Sergei Soloviev, a Russian director, producer, screenwriter and actor, died on Dec. 13, apparently of a heart attack, at the age of 77.
Soloviev was born in Karelia and expressed a strong interest in theater and film from an early age, performing as a child in productions of the Leningrad Big Theater and children’s programming on Leningrad television.

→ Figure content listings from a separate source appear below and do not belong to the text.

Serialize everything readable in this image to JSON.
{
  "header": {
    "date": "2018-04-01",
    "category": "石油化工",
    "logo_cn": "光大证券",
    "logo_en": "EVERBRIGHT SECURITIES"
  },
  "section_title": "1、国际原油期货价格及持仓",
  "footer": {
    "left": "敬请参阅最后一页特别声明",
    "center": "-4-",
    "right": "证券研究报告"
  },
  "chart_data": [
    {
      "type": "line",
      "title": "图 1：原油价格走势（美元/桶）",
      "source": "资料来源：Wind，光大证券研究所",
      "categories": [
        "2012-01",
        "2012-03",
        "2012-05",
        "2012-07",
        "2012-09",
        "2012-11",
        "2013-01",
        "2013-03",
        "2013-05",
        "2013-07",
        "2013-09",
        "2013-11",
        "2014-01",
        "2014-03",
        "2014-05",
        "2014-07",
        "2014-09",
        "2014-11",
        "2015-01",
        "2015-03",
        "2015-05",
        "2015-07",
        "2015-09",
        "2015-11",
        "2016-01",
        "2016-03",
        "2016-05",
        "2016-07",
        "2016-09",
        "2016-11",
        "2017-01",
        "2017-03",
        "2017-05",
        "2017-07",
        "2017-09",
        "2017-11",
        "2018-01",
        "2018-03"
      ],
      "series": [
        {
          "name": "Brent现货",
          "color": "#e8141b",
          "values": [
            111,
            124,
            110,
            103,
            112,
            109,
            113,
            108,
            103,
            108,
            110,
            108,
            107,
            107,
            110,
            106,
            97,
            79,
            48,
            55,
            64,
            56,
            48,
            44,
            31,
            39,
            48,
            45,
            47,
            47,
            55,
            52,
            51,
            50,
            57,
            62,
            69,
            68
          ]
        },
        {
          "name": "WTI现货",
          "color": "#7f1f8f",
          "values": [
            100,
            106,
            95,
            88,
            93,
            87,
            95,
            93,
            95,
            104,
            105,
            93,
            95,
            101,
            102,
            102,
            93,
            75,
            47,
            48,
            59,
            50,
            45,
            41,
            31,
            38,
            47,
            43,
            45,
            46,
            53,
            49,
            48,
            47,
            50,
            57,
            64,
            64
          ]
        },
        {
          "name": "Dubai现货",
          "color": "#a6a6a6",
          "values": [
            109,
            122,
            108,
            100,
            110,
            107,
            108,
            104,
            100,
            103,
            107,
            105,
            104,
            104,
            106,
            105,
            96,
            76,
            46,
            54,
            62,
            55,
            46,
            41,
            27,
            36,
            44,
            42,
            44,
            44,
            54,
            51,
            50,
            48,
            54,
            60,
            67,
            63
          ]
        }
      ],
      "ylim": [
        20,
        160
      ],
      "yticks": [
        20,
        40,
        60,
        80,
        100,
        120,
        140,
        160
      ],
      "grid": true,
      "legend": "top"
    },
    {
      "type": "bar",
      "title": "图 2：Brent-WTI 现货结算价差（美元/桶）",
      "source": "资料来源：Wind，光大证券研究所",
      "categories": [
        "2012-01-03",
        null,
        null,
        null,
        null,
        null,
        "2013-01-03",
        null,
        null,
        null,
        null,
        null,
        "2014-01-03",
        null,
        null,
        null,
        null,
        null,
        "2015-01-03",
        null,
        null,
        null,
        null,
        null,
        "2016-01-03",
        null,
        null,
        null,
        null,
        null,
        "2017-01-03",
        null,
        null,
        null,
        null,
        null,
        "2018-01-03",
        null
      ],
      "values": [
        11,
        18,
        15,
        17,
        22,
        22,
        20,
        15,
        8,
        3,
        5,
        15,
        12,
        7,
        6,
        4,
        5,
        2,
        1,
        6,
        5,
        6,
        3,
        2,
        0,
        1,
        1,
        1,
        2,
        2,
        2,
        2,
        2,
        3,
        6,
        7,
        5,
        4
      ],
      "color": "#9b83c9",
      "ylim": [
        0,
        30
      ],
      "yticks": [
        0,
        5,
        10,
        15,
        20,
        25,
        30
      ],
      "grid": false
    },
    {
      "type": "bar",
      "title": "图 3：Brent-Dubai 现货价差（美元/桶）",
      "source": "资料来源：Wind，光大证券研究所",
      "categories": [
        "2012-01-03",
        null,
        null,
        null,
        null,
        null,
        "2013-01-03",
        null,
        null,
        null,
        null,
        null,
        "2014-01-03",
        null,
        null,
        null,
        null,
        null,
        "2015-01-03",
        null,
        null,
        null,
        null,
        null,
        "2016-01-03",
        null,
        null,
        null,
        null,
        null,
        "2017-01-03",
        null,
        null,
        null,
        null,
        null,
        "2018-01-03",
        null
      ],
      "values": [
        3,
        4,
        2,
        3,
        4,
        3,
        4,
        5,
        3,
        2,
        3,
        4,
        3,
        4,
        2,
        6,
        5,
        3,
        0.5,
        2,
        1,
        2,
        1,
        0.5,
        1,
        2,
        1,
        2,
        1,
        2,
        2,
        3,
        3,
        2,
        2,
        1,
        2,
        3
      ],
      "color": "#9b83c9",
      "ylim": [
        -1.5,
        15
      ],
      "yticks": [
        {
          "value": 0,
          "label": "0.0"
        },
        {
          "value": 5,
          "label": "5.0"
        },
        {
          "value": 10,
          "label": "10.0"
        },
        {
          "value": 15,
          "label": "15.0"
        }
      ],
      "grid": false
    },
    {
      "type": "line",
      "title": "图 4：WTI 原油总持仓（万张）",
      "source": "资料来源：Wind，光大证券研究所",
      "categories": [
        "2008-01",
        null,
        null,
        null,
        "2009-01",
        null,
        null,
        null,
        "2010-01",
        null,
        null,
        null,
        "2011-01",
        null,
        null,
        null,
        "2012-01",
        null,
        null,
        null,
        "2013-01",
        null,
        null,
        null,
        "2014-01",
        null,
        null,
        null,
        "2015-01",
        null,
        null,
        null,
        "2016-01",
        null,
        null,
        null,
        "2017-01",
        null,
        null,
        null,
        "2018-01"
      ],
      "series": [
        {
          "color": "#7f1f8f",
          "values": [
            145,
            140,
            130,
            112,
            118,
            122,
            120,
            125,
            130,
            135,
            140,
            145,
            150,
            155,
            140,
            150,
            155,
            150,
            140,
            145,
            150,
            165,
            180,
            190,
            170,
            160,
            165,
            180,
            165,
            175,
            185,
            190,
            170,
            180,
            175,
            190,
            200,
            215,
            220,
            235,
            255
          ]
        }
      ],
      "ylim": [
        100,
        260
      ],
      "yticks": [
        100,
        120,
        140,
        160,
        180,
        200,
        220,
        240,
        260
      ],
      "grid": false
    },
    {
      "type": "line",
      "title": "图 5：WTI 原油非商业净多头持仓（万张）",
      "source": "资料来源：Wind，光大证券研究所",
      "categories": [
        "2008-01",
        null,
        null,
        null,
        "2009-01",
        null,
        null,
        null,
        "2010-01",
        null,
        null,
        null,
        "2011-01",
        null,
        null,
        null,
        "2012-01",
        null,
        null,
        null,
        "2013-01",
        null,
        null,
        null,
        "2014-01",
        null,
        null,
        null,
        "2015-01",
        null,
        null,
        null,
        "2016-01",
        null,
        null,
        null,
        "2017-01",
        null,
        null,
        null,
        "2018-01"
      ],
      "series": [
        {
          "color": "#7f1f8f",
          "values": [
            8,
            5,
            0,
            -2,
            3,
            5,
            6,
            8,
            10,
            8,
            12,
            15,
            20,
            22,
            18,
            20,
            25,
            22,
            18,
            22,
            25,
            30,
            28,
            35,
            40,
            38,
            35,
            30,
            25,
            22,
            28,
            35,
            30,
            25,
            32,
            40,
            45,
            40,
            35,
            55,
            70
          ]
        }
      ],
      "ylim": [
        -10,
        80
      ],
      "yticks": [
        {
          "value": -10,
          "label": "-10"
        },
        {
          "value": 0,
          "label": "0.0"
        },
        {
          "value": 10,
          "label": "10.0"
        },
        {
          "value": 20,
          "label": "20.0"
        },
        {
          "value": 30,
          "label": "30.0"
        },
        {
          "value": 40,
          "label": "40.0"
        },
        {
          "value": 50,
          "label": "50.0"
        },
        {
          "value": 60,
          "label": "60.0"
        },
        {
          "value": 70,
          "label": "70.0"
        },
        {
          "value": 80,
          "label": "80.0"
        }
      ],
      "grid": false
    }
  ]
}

After graduating from the directorial department of the State Cinema Institute in Moscow in 1968, he worked in both television and film, in particular directing many films at Mosfilm.
In the 1990s he also directed plays in the Moscow Theater on Taganka and the Maly Theater.
One of his earliest films, “One Hundred Days After Childhood,” won the award for best director at the Berlin Film Festival in 1975.
Soloviev is most renowned for his film trilogy: “Assa” (1987); “The Black Rose is an Emblem of Sorrow, the Red Rose is an Emblem of Love” (1989); and “House Under the Starry Sky” (1991), which conveyed something of the disorientation and disintegration of society in the late Soviet period. The first two films had musical scores of rock music by Boris Grebenshchikov and his band Akvarium, among others, and rock musicians such as Afrika (Sergei Bugayev) and Viktor Tsoi as performers.
Soloviev played an important role in steering the filmmakers’ unions through the early post-Soviet period as head of the Moscow Filmmakers Union from 1991 to 1994 and the Russian Filmmakers Union from 1994 to 1997. He was awarded many prizes over his career, included the title of People’s Artist of Russia, granted in 1993.
Funeral arrangements have not yet been made public.